The agonizing search by relatives of Joseph Brancato, the Marine recruit who disappeared in November, is now over, as authorities said Thursday that his body was discovered in the brush alongside Interstate 95 in Canton on Wednesday.
Brancato, 21, was reported missing Nov. 18 in Roslindale’s Mendelssohn Street area, where he was living and training with ex-Marine Gunnery Sergeant Frank Lipka, a Marine recruiter who has since been named as a person of interest in what was once a missing-person case.
Norfolk District Attorney Michael Morrissey’s office confirmed in a statement that Brancato’s remains had been recovered and that an autopsy was performed Thursday.
“Cause and manner of death remain undetermined and under investigation pending further testing,’’ the statement said. “The matter remains under active investigation by Massachusetts State Police detectives attached to the Norfolk District Attorney’s Office working with Boston Police detectives.’’
Lipka was the sole recruiter at the Roslindale office where Joseph Brancato was processed, Ed Buice, a spokesman for the Naval Criminal Investigative Service, has said in an e-mail.
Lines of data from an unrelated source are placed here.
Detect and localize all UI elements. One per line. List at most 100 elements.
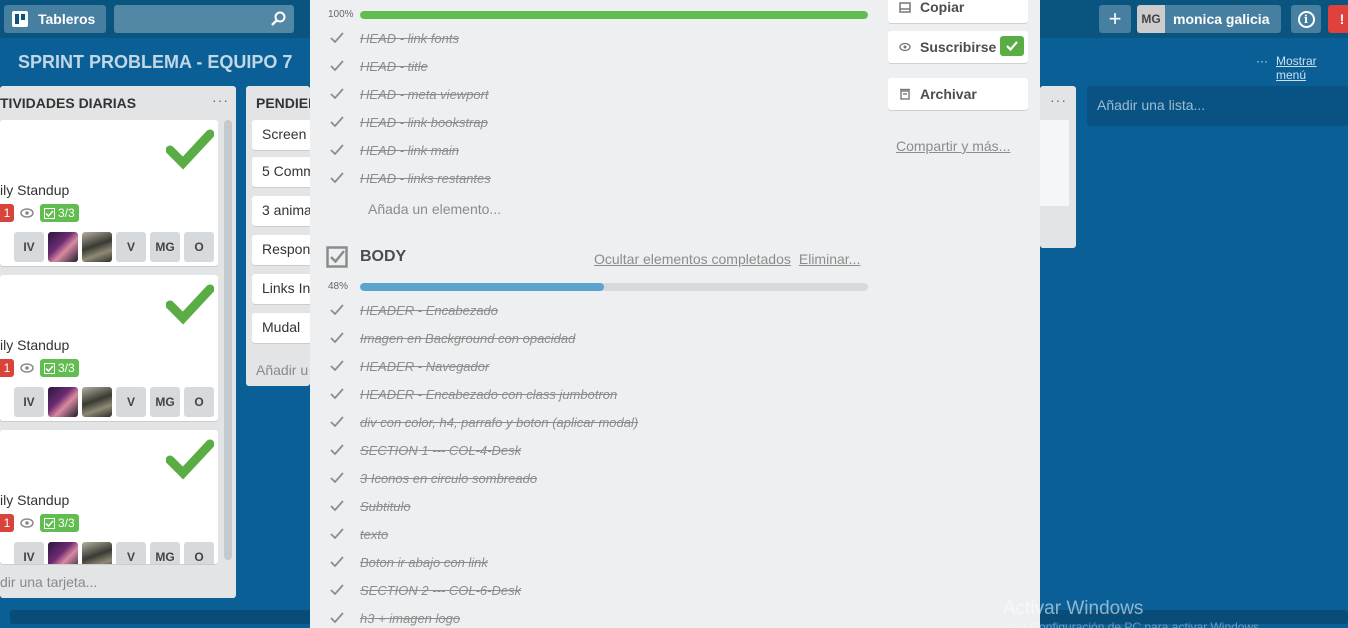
checklist-item-text[interactable]: div con color, h4, parrafo y boton (apli… [360, 415, 638, 430]
checked-checkbox-icon[interactable] [328, 497, 346, 515]
checklist-item-text[interactable]: HEAD - title [360, 59, 428, 74]
checklist-item[interactable]: HEAD - link fonts [328, 26, 459, 50]
checklist-item-text[interactable]: Imagen en Background con opacidad [360, 331, 575, 346]
checklist-item[interactable]: div con color, h4, parrafo y boton (apli… [328, 410, 638, 434]
search-icon[interactable] [270, 11, 286, 27]
checked-checkbox-icon[interactable] [328, 441, 346, 459]
member-avatar[interactable]: V [116, 232, 146, 262]
member-avatar[interactable] [82, 542, 112, 564]
list-scrollbar[interactable] [224, 120, 232, 560]
checklist-item[interactable]: HEAD - link bookstrap [328, 110, 488, 134]
copy-button[interactable]: Copiar [888, 0, 1028, 23]
list-menu-icon[interactable]: ··· [1050, 92, 1067, 108]
checked-checkbox-icon[interactable] [328, 169, 346, 187]
checklist-item[interactable]: HEAD - meta viewport [328, 82, 489, 106]
checked-checkbox-icon[interactable] [328, 29, 346, 47]
member-avatar[interactable]: V [116, 387, 146, 417]
member-avatar[interactable]: IV [14, 542, 44, 564]
board-title[interactable]: SPRINT PROBLEMA - EQUIPO 7 [18, 52, 292, 73]
checklist-item-text[interactable]: SECTION 2 --- COL-6-Desk [360, 583, 521, 598]
checklist-item-text[interactable]: texto [360, 527, 388, 542]
add-card-link[interactable]: dir una tarjeta... [0, 574, 97, 590]
notifications-button[interactable]: ! [1328, 5, 1348, 33]
checked-checkbox-icon[interactable] [328, 553, 346, 571]
checklist-item[interactable]: SECTION 1 --- COL-4-Desk [328, 438, 521, 462]
show-menu-link[interactable]: ··· Mostrar menú [1256, 54, 1348, 82]
checklist-item-text[interactable]: HEAD - link fonts [360, 31, 459, 46]
list-card[interactable]: ily Standup 1 3/3 IV V MG O [0, 120, 218, 266]
member-avatar[interactable]: O [184, 232, 214, 262]
add-list-button[interactable]: Añadir una lista... [1087, 86, 1348, 126]
checklist-item[interactable]: HEAD - links restantes [328, 166, 491, 190]
share-more-link[interactable]: Compartir y más... [896, 138, 1010, 154]
member-avatar[interactable]: MG [150, 387, 180, 417]
checklist-title[interactable]: BODY [360, 248, 406, 266]
member-avatar[interactable]: IV [14, 232, 44, 262]
checklist-item-text[interactable]: HEAD - links restantes [360, 171, 491, 186]
checked-checkbox-icon[interactable] [328, 469, 346, 487]
checked-checkbox-icon[interactable] [328, 609, 346, 627]
member-avatar[interactable]: IV [14, 387, 44, 417]
member-avatar[interactable] [82, 232, 112, 262]
checked-checkbox-icon[interactable] [328, 57, 346, 75]
search-input[interactable] [114, 5, 294, 33]
member-avatar[interactable] [82, 387, 112, 417]
add-card-link[interactable]: Añadir u [256, 362, 308, 378]
checklist-item-text[interactable]: Boton ir abajo con link [360, 555, 488, 570]
checked-checkbox-icon[interactable] [328, 581, 346, 599]
member-avatar[interactable] [48, 232, 78, 262]
checklist-item-text[interactable]: SECTION 1 --- COL-4-Desk [360, 443, 521, 458]
checklist-item-text[interactable]: HEADER - Navegador [360, 359, 489, 374]
checklist-item-text[interactable]: h3 + imagen logo [360, 611, 460, 626]
member-avatar[interactable] [48, 387, 78, 417]
user-menu-button[interactable]: MG monica galicia [1137, 5, 1281, 33]
member-avatar[interactable]: O [184, 387, 214, 417]
checked-checkbox-icon[interactable] [328, 525, 346, 543]
checklist-item[interactable]: HEADER - Encabezado [328, 298, 498, 322]
list-card[interactable] [1040, 120, 1069, 206]
checked-checkbox-icon[interactable] [328, 113, 346, 131]
checklist-item[interactable]: HEADER - Navegador [328, 354, 489, 378]
checked-checkbox-icon[interactable] [328, 357, 346, 375]
checked-checkbox-icon[interactable] [328, 141, 346, 159]
member-avatar[interactable]: O [184, 542, 214, 564]
add-item-link[interactable]: Añada un elemento... [368, 201, 501, 217]
checklist-item[interactable]: HEADER - Encabezado con class jumbotron [328, 382, 617, 406]
checklist-item-text[interactable]: HEAD - meta viewport [360, 87, 489, 102]
subscribe-button[interactable]: Suscribirse [888, 31, 1028, 63]
checked-checkbox-icon[interactable] [328, 385, 346, 403]
list-card[interactable]: ily Standup 1 3/3 IV V MG O [0, 275, 218, 421]
info-button[interactable]: i [1291, 5, 1321, 33]
checked-checkbox-icon[interactable] [328, 301, 346, 319]
member-avatar[interactable]: V [116, 542, 146, 564]
member-avatar[interactable] [48, 542, 78, 564]
checklist-item[interactable]: h3 + imagen logo [328, 606, 460, 628]
checklist-item[interactable]: texto [328, 522, 388, 546]
checklist-item[interactable]: 3 Iconos en circulo sombreado [328, 466, 537, 490]
checklist-item[interactable]: HEAD - title [328, 54, 428, 78]
checklist-item-text[interactable]: HEAD - link bookstrap [360, 115, 488, 130]
checklist-item[interactable]: HEAD - link main [328, 138, 459, 162]
checked-checkbox-icon[interactable] [328, 413, 346, 431]
checked-checkbox-icon[interactable] [328, 329, 346, 347]
checked-checkbox-icon[interactable] [328, 85, 346, 103]
checklist-item-text[interactable]: Subtitulo [360, 499, 411, 514]
checklist-item[interactable]: Boton ir abajo con link [328, 550, 488, 574]
list-card[interactable]: ily Standup 1 3/3 IV V MG O [0, 430, 218, 564]
hide-completed-link[interactable]: Ocultar elementos completados [594, 251, 791, 267]
delete-checklist-link[interactable]: Eliminar... [799, 251, 860, 267]
list-title[interactable]: PENDIEN [256, 95, 318, 111]
checklist-item[interactable]: SECTION 2 --- COL-6-Desk [328, 578, 521, 602]
checklist-item[interactable]: Imagen en Background con opacidad [328, 326, 575, 350]
checklist-item-text[interactable]: HEADER - Encabezado [360, 303, 498, 318]
checklist-item-text[interactable]: HEAD - link main [360, 143, 459, 158]
checklist-item-text[interactable]: 3 Iconos en circulo sombreado [360, 471, 537, 486]
add-button[interactable]: + [1099, 5, 1131, 33]
checklist-item-text[interactable]: HEADER - Encabezado con class jumbotron [360, 387, 617, 402]
list-menu-icon[interactable]: ··· [212, 92, 229, 108]
boards-button[interactable]: Tableros [4, 5, 106, 33]
archive-button[interactable]: Archivar [888, 78, 1028, 110]
list-title[interactable]: TIVIDADES DIARIAS [0, 95, 136, 111]
member-avatar[interactable]: MG [150, 232, 180, 262]
member-avatar[interactable]: MG [150, 542, 180, 564]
Brancato was living with Lipka in the hopes of passing the physical tests necessary to become a Marine, his family has said.
In Winthrop, an emotional scene played out outside the two-story home on Otis Street where Brancato had lived with his mother and grandmother before moving in with Lipka.
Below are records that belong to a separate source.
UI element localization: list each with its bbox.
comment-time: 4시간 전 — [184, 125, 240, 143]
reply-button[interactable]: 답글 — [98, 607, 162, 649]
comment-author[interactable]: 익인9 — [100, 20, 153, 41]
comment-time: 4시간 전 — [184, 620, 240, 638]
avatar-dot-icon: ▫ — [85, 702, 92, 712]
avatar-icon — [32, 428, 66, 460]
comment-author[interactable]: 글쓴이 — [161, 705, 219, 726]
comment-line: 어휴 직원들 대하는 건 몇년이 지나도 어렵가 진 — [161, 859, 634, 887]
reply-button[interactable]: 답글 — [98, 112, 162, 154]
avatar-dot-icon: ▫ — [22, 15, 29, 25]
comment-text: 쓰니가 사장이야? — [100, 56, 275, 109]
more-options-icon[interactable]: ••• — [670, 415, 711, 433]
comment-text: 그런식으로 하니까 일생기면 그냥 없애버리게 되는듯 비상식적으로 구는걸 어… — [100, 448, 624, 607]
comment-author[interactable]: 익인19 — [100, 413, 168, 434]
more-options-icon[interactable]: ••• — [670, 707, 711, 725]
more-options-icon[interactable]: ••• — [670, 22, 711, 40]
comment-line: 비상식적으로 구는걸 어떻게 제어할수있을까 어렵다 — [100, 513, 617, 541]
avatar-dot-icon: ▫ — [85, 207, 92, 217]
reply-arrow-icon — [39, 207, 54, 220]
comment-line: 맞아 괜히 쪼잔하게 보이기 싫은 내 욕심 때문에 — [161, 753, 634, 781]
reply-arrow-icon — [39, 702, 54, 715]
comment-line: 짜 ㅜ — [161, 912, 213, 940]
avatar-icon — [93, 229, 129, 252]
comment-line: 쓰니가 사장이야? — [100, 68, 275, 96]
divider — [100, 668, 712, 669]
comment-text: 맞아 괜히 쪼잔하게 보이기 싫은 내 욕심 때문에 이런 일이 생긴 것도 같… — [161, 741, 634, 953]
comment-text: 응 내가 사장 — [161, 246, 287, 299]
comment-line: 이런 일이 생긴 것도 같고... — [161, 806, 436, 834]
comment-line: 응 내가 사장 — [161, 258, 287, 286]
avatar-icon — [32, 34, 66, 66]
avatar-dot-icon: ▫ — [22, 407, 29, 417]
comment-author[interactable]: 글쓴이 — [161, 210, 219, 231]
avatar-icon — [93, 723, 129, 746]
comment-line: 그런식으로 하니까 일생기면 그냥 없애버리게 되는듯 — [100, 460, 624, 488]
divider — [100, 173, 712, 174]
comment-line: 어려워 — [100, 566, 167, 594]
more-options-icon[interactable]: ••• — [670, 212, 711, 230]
“I’m never going to be the same; I lost my son,’’ his mother, Kim Brancato, said, before becoming overcome with emotion.
Her son, she said, “was like the mayor of the city.’’
“He knew everybody,’’ she said.
Brancato attended a vocational high school, was a fisherman, and badly wanted to be a Marine, she said.
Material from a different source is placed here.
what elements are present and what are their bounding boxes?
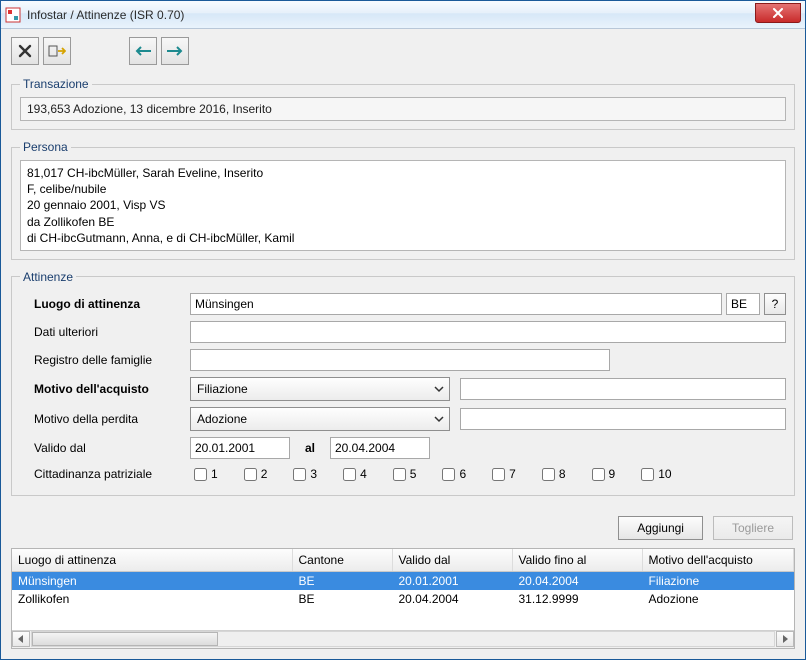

“He was Joey,’’ she said. “There was no one like Joey.’’
When she learned that a body had been found off a highway in Canton on Wednesday, Brancato said she went into shock.
“I still had a little bit of hope that Joey would walk through the door and this would all be just a big nightmare,’’ she said.
His grandmother, Midge LeBaron, said the family is looking for answers. she said she prayed every night for her grandson while he was missing.
“It’s hard right now . . . because I don’t know how he died,’’ she said. “You know, I don’t want him to have suffered.’’
Kim Brancato said her son wanted to “fight for this country and he hooked up with the wrong person,’’ meaning Lipka.
Lipka was arraigned on Monday in West Roxbury Municipal Court on charges unrelated to Brancato’s disappearance, and bail was set at $10,000 cash.
He was charged with assaulting a pizza delivery driver during an incident last September.
A police report filed in the case said homicide detectives learned of the alleged assault of the driver as part of an “ongoing investigation . . . in relation to the disappearance of Joseph Brancato.’’
In the weeks since Brancato disappeared, Boston police and the Naval Criminal Investigative Service have searched wooded areas along Turtle Pond Parkway in the Stony Brook Reservation in Hyde Park on multiple occasions.
Brancato’s body apparently was discovered by happenstance. According to Morrissey’s office, a motorist pulled over in the breakdown lane and saw the remains Wednesday afternoon on a curving part of I-95 where the highway branches off from I-93.
While on the side of the road, the person saw “human remains a modest distance off the roadway.’’ Responding State Police troopers confirmed the sighting and oversaw the recovery of Brancato’s remains.